Their objective now is to regain strength and press on towards the border with Mexico.

A second group moved across the border into Guatemala on Monday afternoon and have reached the city of Esquipulas.

The caravan of more than 2,000 migrants left last Saturday from the northern Honduran city of San Pedro Sula after organising themselves on social media.

On Monday, a large contingent of police on the Guatemalan border tried to turn them back, but after an hours-long standoff, the marchers prevailed and managed to reach Esquipulas. They moved on in smaller groups to Guatemala City.

Maria Ramos said she decided to join the march north after seeing the caravan pass by her village of Ocotepeque on the Guatemalan border.

“When we saw them go by, we decided to leave as well,” said the Honduran woman.
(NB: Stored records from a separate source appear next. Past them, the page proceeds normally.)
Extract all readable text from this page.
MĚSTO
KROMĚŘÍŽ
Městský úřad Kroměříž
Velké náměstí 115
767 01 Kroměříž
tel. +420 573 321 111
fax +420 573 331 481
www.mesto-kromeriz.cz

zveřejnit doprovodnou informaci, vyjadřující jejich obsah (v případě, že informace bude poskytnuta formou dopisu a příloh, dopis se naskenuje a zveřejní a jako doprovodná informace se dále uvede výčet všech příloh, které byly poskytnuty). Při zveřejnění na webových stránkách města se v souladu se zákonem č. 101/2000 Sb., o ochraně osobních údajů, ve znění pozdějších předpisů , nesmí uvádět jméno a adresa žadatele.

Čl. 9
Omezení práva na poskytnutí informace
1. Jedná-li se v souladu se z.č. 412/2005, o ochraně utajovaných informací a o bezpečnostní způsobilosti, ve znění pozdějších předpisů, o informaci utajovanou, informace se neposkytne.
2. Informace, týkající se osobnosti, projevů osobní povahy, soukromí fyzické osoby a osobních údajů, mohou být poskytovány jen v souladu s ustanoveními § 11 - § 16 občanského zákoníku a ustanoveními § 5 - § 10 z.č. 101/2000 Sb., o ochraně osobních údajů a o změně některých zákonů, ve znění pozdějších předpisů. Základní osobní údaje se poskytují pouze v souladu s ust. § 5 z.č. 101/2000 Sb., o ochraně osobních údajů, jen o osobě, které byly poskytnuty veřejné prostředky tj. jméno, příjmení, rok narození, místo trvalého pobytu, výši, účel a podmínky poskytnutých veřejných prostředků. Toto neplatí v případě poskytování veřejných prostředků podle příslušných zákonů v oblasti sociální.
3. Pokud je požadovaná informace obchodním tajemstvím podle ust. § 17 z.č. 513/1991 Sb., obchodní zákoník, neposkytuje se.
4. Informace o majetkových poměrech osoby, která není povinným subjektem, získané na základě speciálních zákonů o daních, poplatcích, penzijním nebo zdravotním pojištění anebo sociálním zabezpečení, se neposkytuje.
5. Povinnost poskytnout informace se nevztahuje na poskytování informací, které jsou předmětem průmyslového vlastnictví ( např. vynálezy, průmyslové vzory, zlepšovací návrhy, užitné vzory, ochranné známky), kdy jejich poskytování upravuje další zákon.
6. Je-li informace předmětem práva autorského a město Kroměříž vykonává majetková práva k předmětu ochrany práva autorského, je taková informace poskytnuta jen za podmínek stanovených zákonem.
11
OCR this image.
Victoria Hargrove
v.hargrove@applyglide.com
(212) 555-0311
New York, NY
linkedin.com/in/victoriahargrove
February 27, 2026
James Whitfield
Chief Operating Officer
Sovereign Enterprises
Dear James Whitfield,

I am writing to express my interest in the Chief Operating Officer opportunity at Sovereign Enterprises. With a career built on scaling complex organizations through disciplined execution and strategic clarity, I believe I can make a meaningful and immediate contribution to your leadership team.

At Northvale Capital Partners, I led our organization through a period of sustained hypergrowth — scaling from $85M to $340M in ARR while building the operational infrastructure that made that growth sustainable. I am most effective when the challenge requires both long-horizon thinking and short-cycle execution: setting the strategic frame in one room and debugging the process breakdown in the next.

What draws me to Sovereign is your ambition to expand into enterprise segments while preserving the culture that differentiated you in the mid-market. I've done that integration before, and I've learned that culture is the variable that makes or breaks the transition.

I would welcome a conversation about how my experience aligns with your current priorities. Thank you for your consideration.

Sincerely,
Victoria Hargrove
Her family was barely surviving on maize and beans in the arid border region, she said.

Meanwhile, the Honduran Observatory of Human Rights expressed “serious concern” over the detention of journalist and migrants’ rights defender Bartolo Fuentes on the Guatemalan border as he accompanied the caravan.

Guatemalan president Jimmy Morales told reporters his country was working with humanitarian organisations to provide food and shelter for the migrants.

But he said the “unregistered massive influx” was putting “people and countries at risk.”

“We cannot ensure that everyone has Honduran nationality or origin, nor that they have the destination they claim to have.”

Many are at risk from human traffickers, he said.

Mr Morales said he discussed the crisis with Honduran counterpart Juan Orlando Hernandez and US vice president Mike Pence.

In a makeshift dormitory at the shelter’s gymnasium, Maria Ramos, 43, ate breakfast cereal with her 15-year-old daughter before leaving for a bus terminal to travel to the border with Mexico.

They plan to reach the Mexican state of Chiapas, whose governor Manuel Velasco said he would welcome migrants despite a federal government warning that undocumented migrants would be stopped at the border.

The migrants’ dream is to get asylum in the US, work and help their relatives who stayed behind, said Sairi Bueso, 24, pushing her two-year old daughter in a pram.

With a homicide rate of 43 per 100,000 inhabitants, Honduras is considered one of the world’s most violent countries, mainly due to gangs and drug trafficking, a situation largely mirrored in neighbouring Guatemala and El Salvador.

In addition, 68 percent of Honduras’ nine million population live in poverty, according to the UN.